Carter A J, Laird J R, Bailey L R, Hoopes T G, Farb A, Fischell D R, Fischell R E, Fischell T A, Virmani R
Walter Reed Army Institute of Research Cardiology Service, Walter Reed Army Medical Center, Washington, DC 20307-5001, USA.
Circulation. 1996 Nov 15;94(10):2364-8. doi: 10.1161/01.cir.94.10.2364.
Neointimal formation causes restenosis after intracoronary stent placement. Endovascular radiation delivered via a stent has been shown to reduce neointimal formation after placement in porcine and rabbit iliac arteries. The objective of this study was to evaluate the dose-related effects of a beta-particle-emitting radioactive stent in a porcine coronary restenosis model.

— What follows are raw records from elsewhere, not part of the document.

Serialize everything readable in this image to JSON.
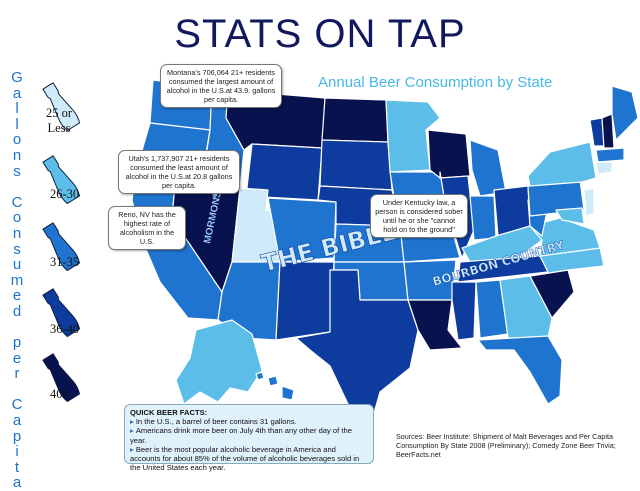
{
  "title": "STATS ON TAP",
  "subtitle": "Annual Beer Consumption by State",
  "vertical_label": "Gallons Consumed per Capita",
  "legend": [
    {
      "label": "25 or Less",
      "color": "#cfeaf8"
    },
    {
      "label": "26-30",
      "color": "#5bbde8"
    },
    {
      "label": "31-35",
      "color": "#1f74cf"
    },
    {
      "label": "36-40",
      "color": "#0e3c9e"
    },
    {
      "label": "40+",
      "color": "#07124f"
    }
  ],
  "callouts": {
    "montana": "Montana's 706,064 21+ residents consumed the largest amount of alcohol in the U.S.at 43.9. gallons per capita.",
    "utah": "Utah's 1,737,907 21+ residents consumed the least amount of alcohol in the U.S.at 20.8 gallons per capita.",
    "reno": "Reno, NV has the highest rate of alcoholism in the U.S.",
    "kentucky": "Under Kentucky law, a person is considered sober until he or she \"cannot hold on to the ground\""
  },
  "map_labels": {
    "mormons": "MORMONS",
    "bible_belt": "THE BIBLE BELT",
    "bourbon_country": "BOURBON COUNTRY"
  },
  "facts": {
    "heading": "QUICK BEER FACTS:",
    "items": [
      "In the U.S., a barrel of beer contains 31 gallons.",
      "Americans drink more beer on July 4th than any other day of the year.",
      "Beer is the most popular alcoholic beverage in America and accounts for about 85% of the volume of alcoholic beverages sold in the United States each year."
    ]
  },
  "sources": "Sources: Beer Institute: Shipment of Malt Beverages and Per Capita Consumption By State 2008 (Preliminary); Comedy Zone Beer Trivia; BeerFacts.net"
}
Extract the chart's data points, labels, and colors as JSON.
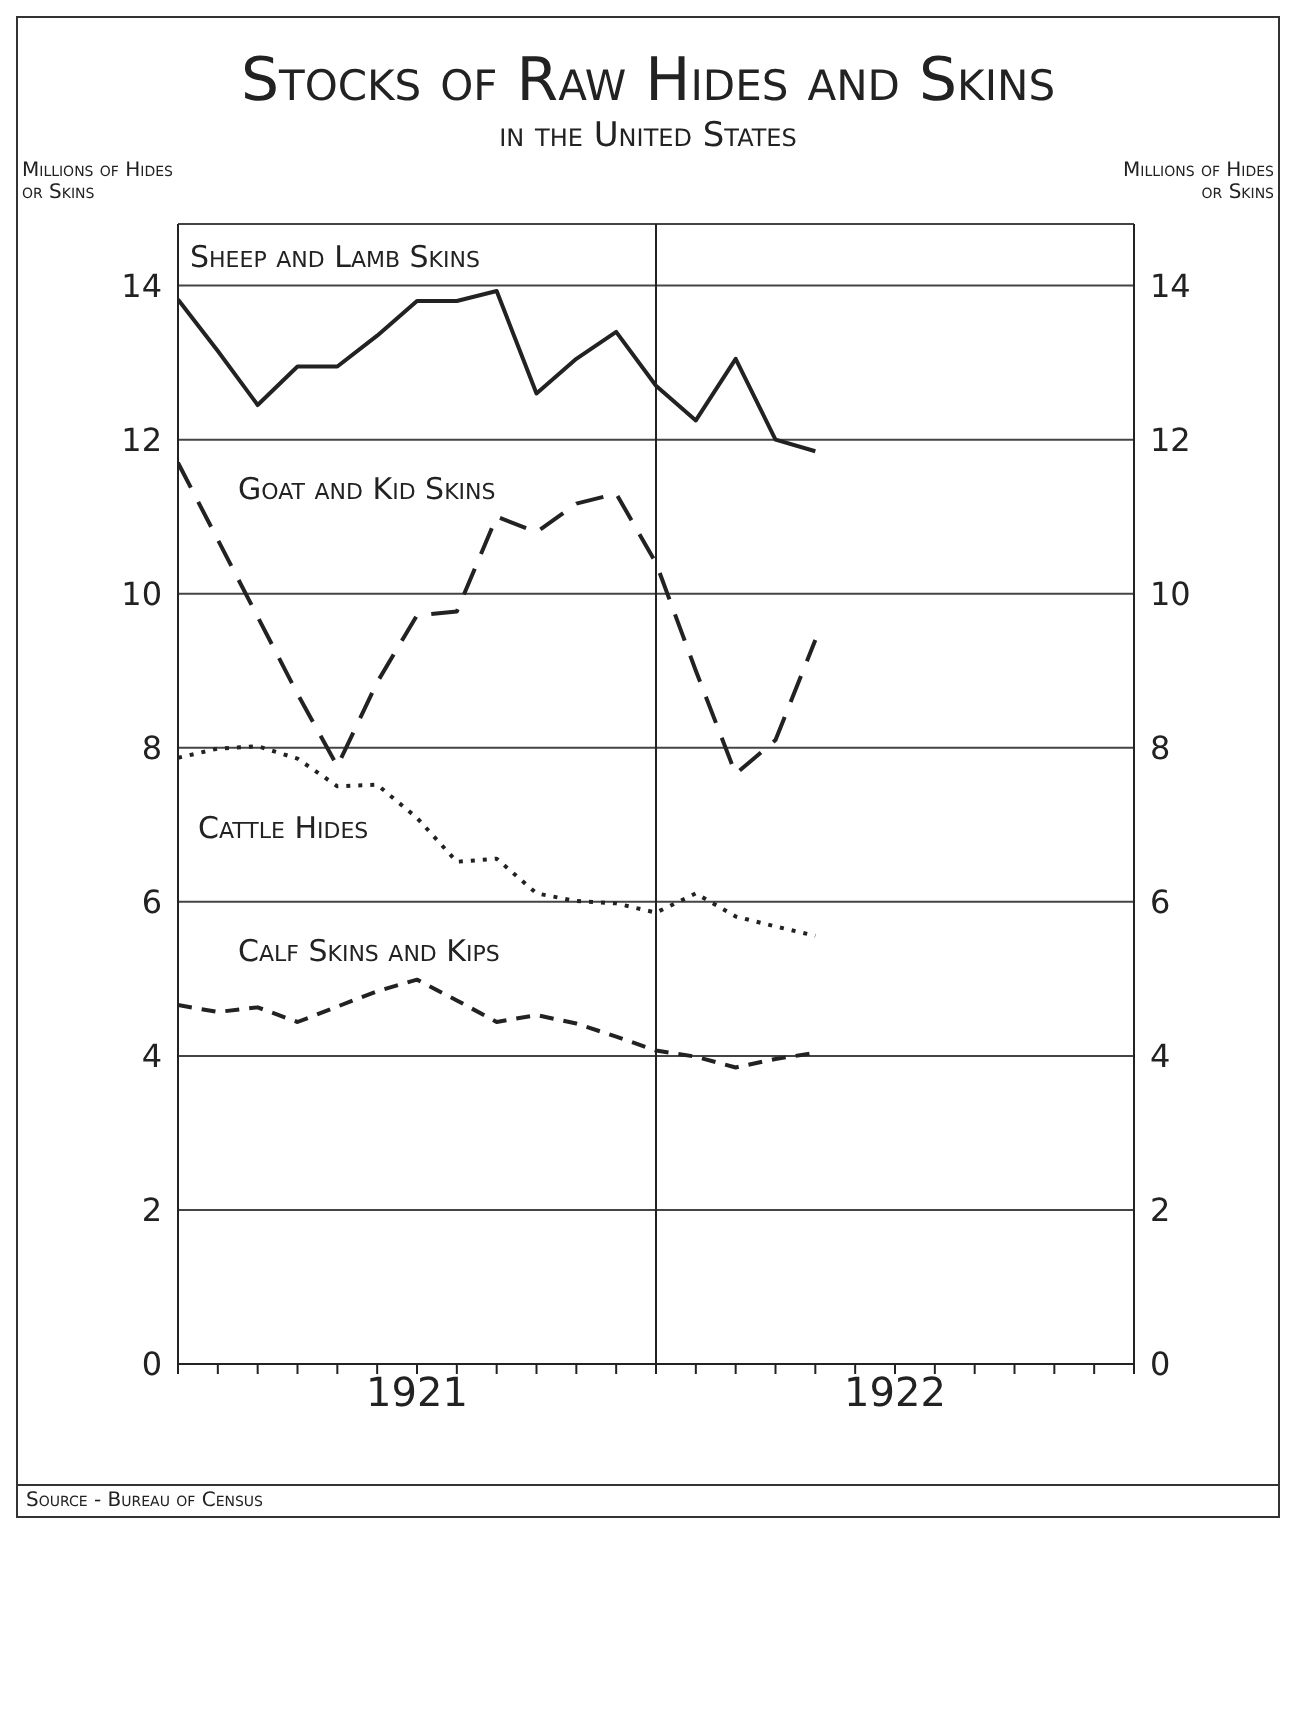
{
  "chart_data": {
    "type": "line",
    "title": "Stocks of Raw Hides and Skins",
    "subtitle": "in the United States",
    "ylabel": "Millions of Hides or Skins",
    "y2label": "Millions of Hides or Skins",
    "x": [
      "1921-01",
      "1921-02",
      "1921-03",
      "1921-04",
      "1921-05",
      "1921-06",
      "1921-07",
      "1921-08",
      "1921-09",
      "1921-10",
      "1921-11",
      "1921-12",
      "1922-01",
      "1922-02",
      "1922-03",
      "1922-04",
      "1922-05"
    ],
    "series": [
      {
        "name": "Sheep and Lamb Skins",
        "color": "#222222",
        "line_style": "solid",
        "values": [
          13.82,
          13.15,
          12.45,
          12.95,
          12.95,
          13.35,
          13.8,
          13.8,
          13.93,
          12.6,
          13.05,
          13.4,
          12.7,
          12.25,
          13.05,
          12.0,
          11.85
        ]
      },
      {
        "name": "Goat and Kid Skins",
        "color": "#222222",
        "line_style": "longdash",
        "values": [
          11.7,
          10.7,
          9.7,
          8.7,
          7.76,
          8.85,
          9.72,
          9.77,
          11.0,
          10.8,
          11.17,
          11.3,
          10.4,
          9.0,
          7.66,
          8.1,
          9.4
        ]
      },
      {
        "name": "Cattle Hides",
        "color": "#222222",
        "line_style": "dotted",
        "values": [
          7.87,
          7.99,
          8.02,
          7.86,
          7.5,
          7.52,
          7.09,
          6.52,
          6.56,
          6.11,
          6.01,
          5.98,
          5.86,
          6.11,
          5.81,
          5.68,
          5.56
        ]
      },
      {
        "name": "Calf Skins and Kips",
        "color": "#222222",
        "line_style": "dashed",
        "values": [
          4.66,
          4.57,
          4.63,
          4.44,
          4.64,
          4.84,
          4.99,
          4.72,
          4.44,
          4.53,
          4.42,
          4.25,
          4.07,
          3.99,
          3.85,
          3.96,
          4.04
        ]
      }
    ],
    "xlim": [
      "1921-01",
      "1923-01"
    ],
    "xticks": [
      {
        "value": "1921-01",
        "label": null
      },
      {
        "value": "1921-02",
        "label": null
      },
      {
        "value": "1921-03",
        "label": null
      },
      {
        "value": "1921-04",
        "label": null
      },
      {
        "value": "1921-05",
        "label": null
      },
      {
        "value": "1921-06",
        "label": null
      },
      {
        "value": "1921-07",
        "label": "1921"
      },
      {
        "value": "1921-08",
        "label": null
      },
      {
        "value": "1921-09",
        "label": null
      },
      {
        "value": "1921-10",
        "label": null
      },
      {
        "value": "1921-11",
        "label": null
      },
      {
        "value": "1921-12",
        "label": null
      },
      {
        "value": "1922-01",
        "label": null
      },
      {
        "value": "1922-02",
        "label": null
      },
      {
        "value": "1922-03",
        "label": null
      },
      {
        "value": "1922-04",
        "label": null
      },
      {
        "value": "1922-05",
        "label": null
      },
      {
        "value": "1922-06",
        "label": null
      },
      {
        "value": "1922-07",
        "label": "1922"
      },
      {
        "value": "1922-08",
        "label": null
      },
      {
        "value": "1922-09",
        "label": null
      },
      {
        "value": "1922-10",
        "label": null
      },
      {
        "value": "1922-11",
        "label": null
      },
      {
        "value": "1922-12",
        "label": null
      },
      {
        "value": "1923-01",
        "label": null
      }
    ],
    "ylim": [
      0,
      14.8
    ],
    "yticks": [
      0,
      2,
      4,
      6,
      8,
      10,
      12,
      14
    ],
    "y2lim": [
      0,
      14.8
    ],
    "y2ticks": [
      0,
      2,
      4,
      6,
      8,
      10,
      12,
      14
    ],
    "grid": "y",
    "marker": "none",
    "ref_lines": [
      {
        "axis": "x",
        "value": "1922-01"
      }
    ],
    "annotations": [
      "Source - Bureau of Census"
    ]
  }
}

Thirty-seven swine underwent placement of 35 nonradioactive and 39 beta-particle-emitting stents with activity levels of 23.0, 14.0, 6.0, 3.0, 1.0, 0.5, and 0.15 microCi of 32P. Treatment effect was assessed by histological analysis 28 days after stent placement. Neointimal and medial smooth muscle cell density were inversely related to increasing stent activity. The neointima of the high-activity (3.0- to 23.0-microCi) stents consisted of fibrin, erythrocytes, occasional inflammatory cells, and smooth muscle cells with partial endothelialization of the luminal surface. In the 1.0-microCi stents, the neointima was expanded and consisted of smooth muscle cells and a proteoglycan-rich matrix. The neointima of the low-activity (0.15- and 0.5-microCi) stents was composed of smooth muscle cells and matrix with complete endothelialization of the luminal surface. At low and high stent activities, there was a reduction in neointimal area (low, 1.63 +/- 0.67 mm2 and high, 1.73 +/- 0.97 mm2 versus control, 2.40 +/- 0.87 mm2) and percent area stenosis (low, 26 +/- 7% and high, 26 +/- 12%) compared with control stents (37 +/- 12%, P < or = .01). The 1.0-microCi stents, however, had greater neointimal formation (4.67 +/- 1.50 mm2) and more luminal narrowing (64 +/- 16%) than the control stents (P < .0001).
The differential response to the doses of continuous beta-particle irradiation used in this experimental model suggests a complex biological interaction of endovascular radiation and vascular repair after stent placement. Further study is required to determine the clinical potential for this therapy to prevent stent restenosis.
冠状动脉内支架置入术后,新生内膜形成会导致再狭窄。经支架进行血管内放射治疗已显示可减少猪和兔髂动脉置入支架后的新生内膜形成。本研究的目的是评估在猪冠状动脉再狭窄模型中,发射β粒子的放射性支架的剂量相关效应。
37头猪接受了35个非放射性支架和39个发射β粒子的支架置入,这些支架的32P活度水平分别为23.0、14.0、6.0、3.0、1.0、0.5和0.15微居里。在支架置入28天后,通过组织学分析评估治疗效果。新生内膜和平滑肌细胞密度与支架活度增加呈负相关。高活度(3.0至23.0微居里)支架的新生内膜由纤维蛋白、红细胞、偶尔的炎性细胞和平滑肌细胞组成,管腔表面部分内皮化。在1.0微居里的支架中,新生内膜扩张,由平滑肌细胞和富含蛋白聚糖的基质组成。低活度(0.15和0.5微居里)支架的新生内膜由平滑肌细胞和基质组成,管腔表面完全内皮化。与对照支架相比,在低和高支架活度时,新生内膜面积(低活度为1.63±0.67平方毫米,高活度为1.73±0.97平方毫米,对照为2.40±0.87平方毫米)和面积狭窄百分比(低活度为26±7%,高活度为26±12%)均降低(对照为37±12%,P≤0.01)。然而,1.0微居里的支架比对照支架有更大的新生内膜形成(4.67±1.50平方毫米)和更严重的管腔狭窄(64±16%)(P<0.0001)。
在该实验模型中,对所用连续β粒子照射剂量的不同反应表明血管内放射与支架置入后血管修复之间存在复杂的生物学相互作用。需要进一步研究以确定该疗法预防支架再狭窄的临床潜力。